Who wants to share a stage with thousands of other manufacturers? By now, the tech players have figured out that the thousands of other companies in attendance makes it hard to stand out. With a large tech obsessed audience, the convention's a good networking opportunity. But, companies don't need it to introduce products, points out Wingfield. Instead big names are forgoing the convention for private, high profile events throughout the year. And they have the Internet to help with buzz, as we saw recently with Apple's iPhone 4S introduction as well as Amazon's Kindle Fire debut. Instead of getting lost in the glut of posts that will come out of CES, these companies got months of blogger chatter leading up to the events and then entire days of Interneting dedicated to talking up specs and potential. This year's hot new things had their day, already. 

New gadgets just aren't that exciting. Since its inception, CES has been most identified with TV and stereo makers, notes Wingfield. Of late, TVs and steroes don't offer the most impressive of innovations. TVs are stuck in a sad limbo, where manufacturers can't offer the tech innovation everyone wants -- a cord-cutting dream -- so instead they affix other doodads the nobody cares about, like 3D and Internet capabilities -- the two big reveals at last year's CES. We saw just how unexciting those "innovations" were, as TV prices fell and sales lagged. Tablets and phones have gotten the most attention this year -- they get their own events now. And wireless carrier execs aren't expected to make any big announcements this year, as executives aren't making any keynote speeches, adds Wingfield. 

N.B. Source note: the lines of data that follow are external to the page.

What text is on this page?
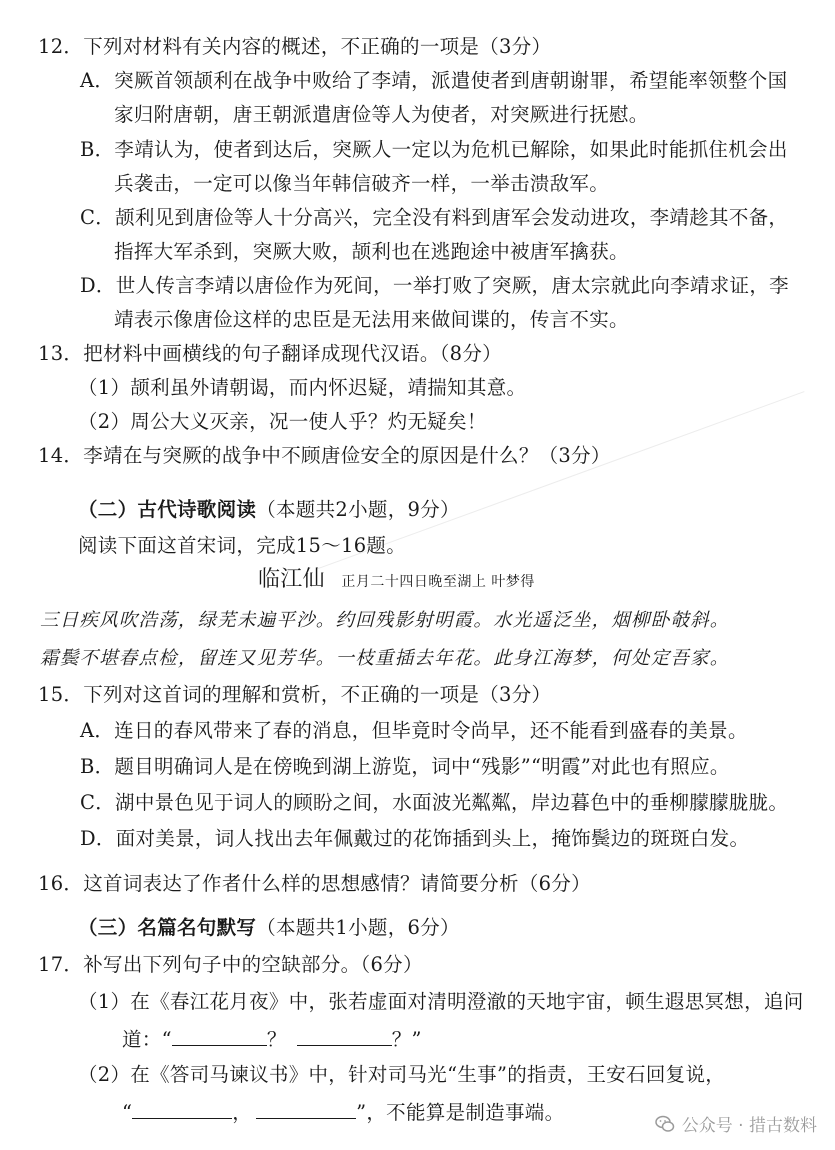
12．下列对材料有关内容的概述，不正确的一项是（3分）
A．突厥首领颉利在战争中败给了李靖，派遣使者到唐朝谢罪，希望能率领整个国
家归附唐朝，唐王朝派遣唐俭等人为使者，对突厥进行抚慰。
B．李靖认为，使者到达后，突厥人一定以为危机已解除，如果此时能抓住机会出
兵袭击，一定可以像当年韩信破齐一样，一举击溃敌军。
C．颉利见到唐俭等人十分高兴，完全没有料到唐军会发动进攻，李靖趁其不备，
指挥大军杀到，突厥大败，颉利也在逃跑途中被唐军擒获。
D．世人传言李靖以唐俭作为死间，一举打败了突厥，唐太宗就此向李靖求证，李
靖表示像唐俭这样的忠臣是无法用来做间谍的，传言不实。
13．把材料中画横线的句子翻译成现代汉语。（8分）
（1）颉利虽外请朝谒，而内怀迟疑，靖揣知其意。
（2）周公大义灭亲，况一使人乎？灼无疑矣！
14．李靖在与突厥的战争中不顾唐俭安全的原因是什么？（3分）
（二）古代诗歌阅读（本题共2小题，9分）
阅读下面这首宋词，完成15～16题。
临江仙 正月二十四日晚至湖上 叶梦得
三日疾风吹浩荡，绿芜未遍平沙。约回残影射明霞。水光遥泛坐，烟柳卧攲斜。
霜鬓不堪春点检，留连又见芳华。一枝重插去年花。此身江海梦，何处定吾家。
15．下列对这首词的理解和赏析，不正确的一项是（3分）
A．连日的春风带来了春的消息，但毕竟时令尚早，还不能看到盛春的美景。
B．题目明确词人是在傍晚到湖上游览，词中“残影”“明霞”对此也有照应。
C．湖中景色见于词人的顾盼之间，水面波光粼粼，岸边暮色中的垂柳朦朦胧胧。
D．面对美景，词人找出去年佩戴过的花饰插到头上，掩饰鬓边的斑斑白发。
16．这首词表达了作者什么样的思想感情？请简要分析（6分）
（三）名篇名句默写（本题共1小题，6分）
17．补写出下列句子中的空缺部分。（6分）
（1）在《春江花月夜》中，张若虚面对清明澄澈的天地宇宙，顿生遐思冥想，追问
道：“	？	？”
（2）在《答司马谏议书》中，针对司马光“生事”的指责，王安石回复说，
“	，	”，不能算是制造事端。
公众号 · 措古数料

The changing tech retail landscape doesn't need the convention. CES used to have a practical purpose as well: Selling new gadgets to middle-man sellers like Best Buy. That gadget sales model is fading, with Best Buy dying and Amazon and Apple stepping in with direct lines to consumers. Now-a-days these companies sell products out of their own retail operations -- both digital and physical -- no longer needing to impress a Best Buy to rack up orders.